The Trouble with Harry (1955) was a notable comedy outing for Hitchcock, but Champagne – here fully remastered (although not demonstrating the pristine image quality of fellow box-set companion The Manxman (1929)) – is also played for outright laughs. Film historian Noël Simsolo’s illuminating introduction on Optimum’s DVD fills in the film’s genesis: Hitchcock wanted to adhere to the dark themes of Walter C. Mycroft’s original story, but his producers, to whom he was under contract, wanted a more humorous product like his two previous successes, The Ring (1927) and The Farmer’s Wife (1928). Unwillingly towing the line, Hitchcock made a straight forward comedy about the daughter (Balfour) of a rich American businessman, who reportedly plans to elope with her lover (Bradin) to Paris. But during their Atlantic voyage she receives the unwanted attention of an older gentleman (Von Alten). Driving a wedge between her and her beau, they all cross paths again in a Parisian Cabaret bar.

What is most striking about Champagne is just how funny it is! Given that Hitchcock became synonymous with – more or less – the (psychological) thriller, Champagne is all the more successful, therefore, in mining such a consistent seam of humour. Except for the part preceding its conclusion – when the heroine begins to act somewhat disturbingly, which is evidently supposed to induce laughter – the film contains many riotous set pieces that attest to Hitchcock’s natural capacity for directing comedy.

However, the film is let down by a plot that careens from one seemingly random event to another and so lacks the much needed narrative clarity that maintains a spectator’s comprehension of a screwball narrative. Without ever wanting to make excuses for an admired film-maker’s lesser works, it must be remembered that Hitchcock was not in favour of his producers’ vision of the material. Nevertheless, he certainly fulfilled their wishes by downplaying the original story’s theme of moral degradation in favour of a lighter mood.
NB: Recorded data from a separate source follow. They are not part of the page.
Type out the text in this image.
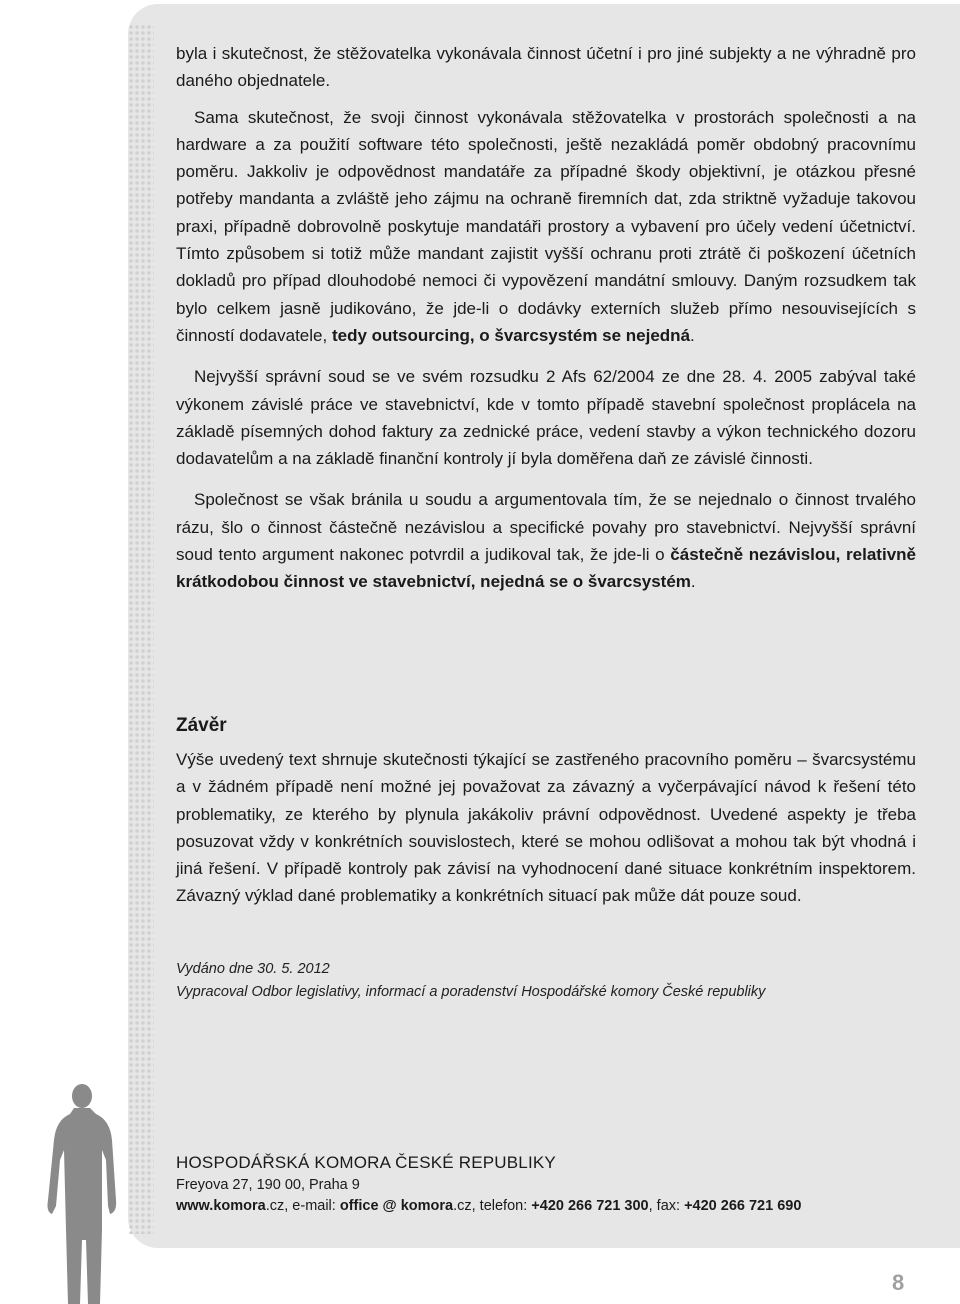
byla i skutečnost, že stěžovatelka vykonávala činnost účetní i pro jiné subjekty a ne výhradně pro daného objednatele.

Sama skutečnost, že svoji činnost vykonávala stěžovatelka v prostorách společnosti a na hardware a za použití software této společnosti, ještě nezakládá poměr obdobný pracovnímu poměru. Jakkoliv je odpovědnost mandatáře za případné škody objektivní, je otázkou přesné potřeby mandanta a zvláště jeho zájmu na ochraně firemních dat, zda striktně vyžaduje takovou praxi, případně dobrovolně poskytuje mandatáři prostory a vybavení pro účely vedení účetnictví. Tímto způsobem si totiž může mandant zajistit vyšší ochranu proti ztrátě či poškození účetních dokladů pro případ dlouhodobé nemoci či vypovězení mandátní smlouvy. Daným rozsudkem tak bylo celkem jasně judikováno, že jde-li o dodávky externích služeb přímo nesouvisejících s činností dodavatele, tedy outsourcing, o švarcsystém se nejedná.

Nejvyšší správní soud se ve svém rozsudku 2 Afs 62/2004 ze dne 28. 4. 2005 zabýval také výkonem závislé práce ve stavebnictví, kde v tomto případě stavební společnost proplácela na základě písemných dohod faktury za zednické práce, vedení stavby a výkon technického dozoru dodavatelům a na základě finanční kontroly jí byla doměřena daň ze závislé činnosti.

Společnost se však bránila u soudu a argumentovala tím, že se nejednalo o činnost trvalého rázu, šlo o činnost částečně nezávislou a specifické povahy pro stavebnictví. Nejvyšší správní soud tento argument nakonec potvrdil a judikoval tak, že jde-li o částečně nezávislou, relativně krátkodobou činnost ve stavebnictví, nejedná se o švarcsystém.

Závěr
Výše uvedený text shrnuje skutečnosti týkající se zastřeného pracovního poměru – švarcsystému a v žádném případě není možné jej považovat za závazný a vyčerpávající návod k řešení této problematiky, ze kterého by plynula jakákoliv právní odpovědnost. Uvedené aspekty je třeba posuzovat vždy v konkrétních souvislostech, které se mohou odlišovat a mohou tak být vhodná i jiná řešení. V případě kontroly pak závisí na vyhodnocení dané situace konkrétním inspektorem. Závazný výklad dané problematiky a konkrétních situací pak může dát pouze soud.
Vydáno dne 30. 5. 2012
Vypracoval Odbor legislativy, informací a poradenství Hospodářské komory České republiky
HOSPODÁŘSKÁ KOMORA ČESKÉ REPUBLIKY
Freyova 27, 190 00, Praha 9
www.komora.cz, e-mail: office @ komora.cz, telefon: +420 266 721 300, fax: +420 266 721 690
8
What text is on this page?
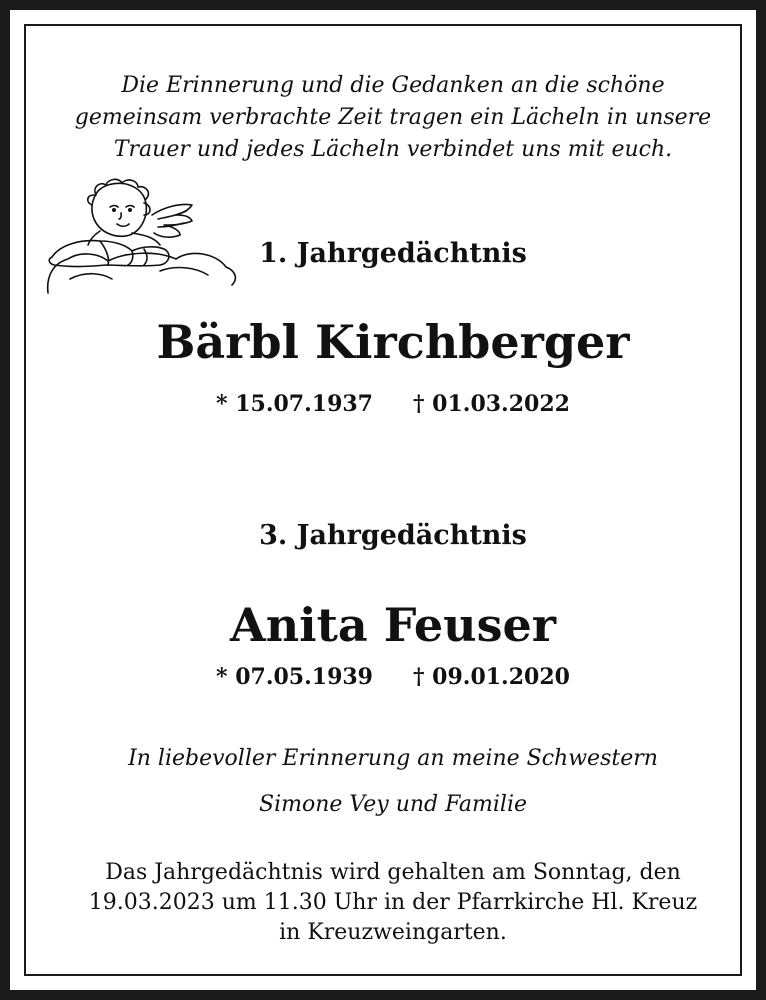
Die Erinnerung und die Gedanken an die schöne
gemeinsam verbrachte Zeit tragen ein Lächeln in unsere
Trauer und jedes Lächeln verbindet uns mit euch.
1. Jahrgedächtnis
Bärbl Kirchberger
* 15.07.1937 † 01.03.2022
3. Jahrgedächtnis
Anita Feuser
* 07.05.1939 † 09.01.2020
In liebevoller Erinnerung an meine Schwestern
Simone Vey und Familie
Das Jahrgedächtnis wird gehalten am Sonntag, den
19.03.2023 um 11.30 Uhr in der Pfarrkirche Hl. Kreuz
in Kreuzweingarten.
From a film history perspective, Champagne is a shining example of Hitchcock’s interest in formal elaboration. He believed that cinema was a medium that offered the possibility of all formal expression, and Champagne is a very early translation of those technical ambitions. His exploitation of camera and set design as tools to furnish the story with vicarious insight into characters’ physical sensations or else just with technical virtuosity (such as the shot from the point of view of a mouth as it gulps down the contents of a glass of the titular bubbly) is well practised here. For even by today’s overtly stylistic standards, Hitchcock’s was a unique vision that demonstrated maturity and flair as early as 1928.